Custom strategies always return lists of product IDs. They can use any one of these key values:  

  • product category ID 
  • product ID
  • product brand ID
  • customer segment ID
  • user ID

The key value is used as the seed for the strategy: what piece of information from the page should the strategy use to choose which products to recommend? 

Sitewide Strategy Tables

Sitewide strategies require a table that contains a column labeled 'sitewide" and for that column to be selected as the key for the strategy. If this is not done, the sitewide strategy will not work.

Composable Strategy Tables

Composable strategies use more than one key value as the seed. For this to function properly, the table behind the strategy must have all keys within one column separated by a semicolon. The columns must also be in the following order: Key, Product ID, score.
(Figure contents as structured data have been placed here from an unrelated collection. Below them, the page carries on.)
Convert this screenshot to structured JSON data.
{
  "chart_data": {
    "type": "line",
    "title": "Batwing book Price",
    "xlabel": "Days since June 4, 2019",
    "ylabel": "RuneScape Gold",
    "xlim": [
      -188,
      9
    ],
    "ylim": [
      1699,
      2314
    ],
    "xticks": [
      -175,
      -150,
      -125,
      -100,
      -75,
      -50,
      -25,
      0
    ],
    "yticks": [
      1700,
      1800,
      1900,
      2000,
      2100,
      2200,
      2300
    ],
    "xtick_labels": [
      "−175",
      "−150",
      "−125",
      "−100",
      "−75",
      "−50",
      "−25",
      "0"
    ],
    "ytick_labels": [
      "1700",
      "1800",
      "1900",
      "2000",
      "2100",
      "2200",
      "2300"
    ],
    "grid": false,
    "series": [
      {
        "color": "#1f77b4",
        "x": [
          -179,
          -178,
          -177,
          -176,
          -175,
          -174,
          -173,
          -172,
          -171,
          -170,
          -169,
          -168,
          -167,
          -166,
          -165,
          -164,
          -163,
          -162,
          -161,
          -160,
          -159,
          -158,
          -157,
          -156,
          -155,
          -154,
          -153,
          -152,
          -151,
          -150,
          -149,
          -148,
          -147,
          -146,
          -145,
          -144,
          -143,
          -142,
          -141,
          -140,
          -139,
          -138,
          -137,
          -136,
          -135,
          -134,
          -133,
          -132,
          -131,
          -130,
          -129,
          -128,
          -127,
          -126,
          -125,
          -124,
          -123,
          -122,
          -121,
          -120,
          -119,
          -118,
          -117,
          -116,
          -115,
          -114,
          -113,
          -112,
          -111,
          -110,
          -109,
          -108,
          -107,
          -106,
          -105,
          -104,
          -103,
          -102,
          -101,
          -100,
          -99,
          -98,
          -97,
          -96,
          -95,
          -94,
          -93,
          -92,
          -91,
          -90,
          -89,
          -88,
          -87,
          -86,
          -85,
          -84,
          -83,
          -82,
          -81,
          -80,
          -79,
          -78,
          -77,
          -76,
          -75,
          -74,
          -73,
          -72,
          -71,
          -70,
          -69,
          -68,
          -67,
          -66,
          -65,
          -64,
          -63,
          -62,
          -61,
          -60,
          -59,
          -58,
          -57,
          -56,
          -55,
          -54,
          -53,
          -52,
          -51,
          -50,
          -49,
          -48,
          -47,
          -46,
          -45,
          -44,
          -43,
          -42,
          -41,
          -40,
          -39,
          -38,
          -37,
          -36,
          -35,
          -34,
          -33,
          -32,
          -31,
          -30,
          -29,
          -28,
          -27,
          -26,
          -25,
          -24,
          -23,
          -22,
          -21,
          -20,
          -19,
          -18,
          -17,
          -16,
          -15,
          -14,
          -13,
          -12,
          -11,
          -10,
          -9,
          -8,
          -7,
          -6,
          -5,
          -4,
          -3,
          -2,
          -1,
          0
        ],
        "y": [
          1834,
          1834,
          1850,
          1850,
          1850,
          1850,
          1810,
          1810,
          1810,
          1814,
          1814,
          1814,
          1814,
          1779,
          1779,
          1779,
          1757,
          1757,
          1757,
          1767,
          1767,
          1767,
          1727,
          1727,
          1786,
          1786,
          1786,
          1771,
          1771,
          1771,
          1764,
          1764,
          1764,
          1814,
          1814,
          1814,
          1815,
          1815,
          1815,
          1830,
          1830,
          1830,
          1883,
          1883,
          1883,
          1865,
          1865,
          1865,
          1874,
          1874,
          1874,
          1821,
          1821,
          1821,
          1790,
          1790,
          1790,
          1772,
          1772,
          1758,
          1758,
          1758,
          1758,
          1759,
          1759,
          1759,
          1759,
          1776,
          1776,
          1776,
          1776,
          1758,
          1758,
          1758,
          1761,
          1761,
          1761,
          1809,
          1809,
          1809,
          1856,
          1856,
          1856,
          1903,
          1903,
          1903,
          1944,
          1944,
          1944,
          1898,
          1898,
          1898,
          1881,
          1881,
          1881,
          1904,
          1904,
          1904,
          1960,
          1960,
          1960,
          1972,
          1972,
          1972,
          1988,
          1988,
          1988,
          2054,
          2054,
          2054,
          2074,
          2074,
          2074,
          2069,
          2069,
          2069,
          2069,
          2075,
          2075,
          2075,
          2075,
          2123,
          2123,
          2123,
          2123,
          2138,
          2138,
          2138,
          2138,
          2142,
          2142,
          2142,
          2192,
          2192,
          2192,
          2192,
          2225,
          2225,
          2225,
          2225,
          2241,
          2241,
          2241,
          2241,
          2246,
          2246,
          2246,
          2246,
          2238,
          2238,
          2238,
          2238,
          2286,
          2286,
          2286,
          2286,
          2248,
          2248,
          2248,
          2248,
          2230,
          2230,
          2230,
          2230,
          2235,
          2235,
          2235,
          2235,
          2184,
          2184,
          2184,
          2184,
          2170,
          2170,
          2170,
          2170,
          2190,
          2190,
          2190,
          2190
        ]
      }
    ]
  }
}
For example, for a strategy with a user and category key, the table should look something like this:

Key Product ID Score
user_id;category_id product_id Score
1234;p-13387 p4595013 0.34

Definition and File Format

Custom strategies are defined by a simple table with three columns:

Field Format Description
Key  Alphanumeric The input ("seed") for the strategy. The seed value is provided through instrumentation for each call that potentially uses the strategy. 
customer segment ID   A unique identifier for a customer segment, as instrumented on your site.
product ID   A unique identifier for the item (sometimes called the item ID). See the Relevance Cloud Developers Site for a detailed description.
product brand ID   A unique identifier for a brand, often instrumented in order to enable brand filtering.
product category ID   The category ID associated with a product or set of products, used to provide category context
user ID    A user ID, generally connected to an email address, is a direct link to the login credentials a consumer uses to log into and buy products from a e-commerce site. See the Relevance Cloud Developers Site for a detailed description.
Product  Alphanumeric  Product ID (from your product catalog data feed). 
Score Numeric Scores should be sorted in descending order.

Data Updates

Catalog Updates: Catalog data is loaded into DSW once a day, starting at roughly 2:30 AM PT each day. It takes the data per site from a hadoop extract of the catalog that is generated 3 times a day. It is not directly connected to feed processing.

DSW Data Updates: The timing varies for scheduled updates based on the query execution that runs. After the query execution runs and executes, the extract and model build is relatively quick. Generally, updates should happen not much longer after the scheduled update time.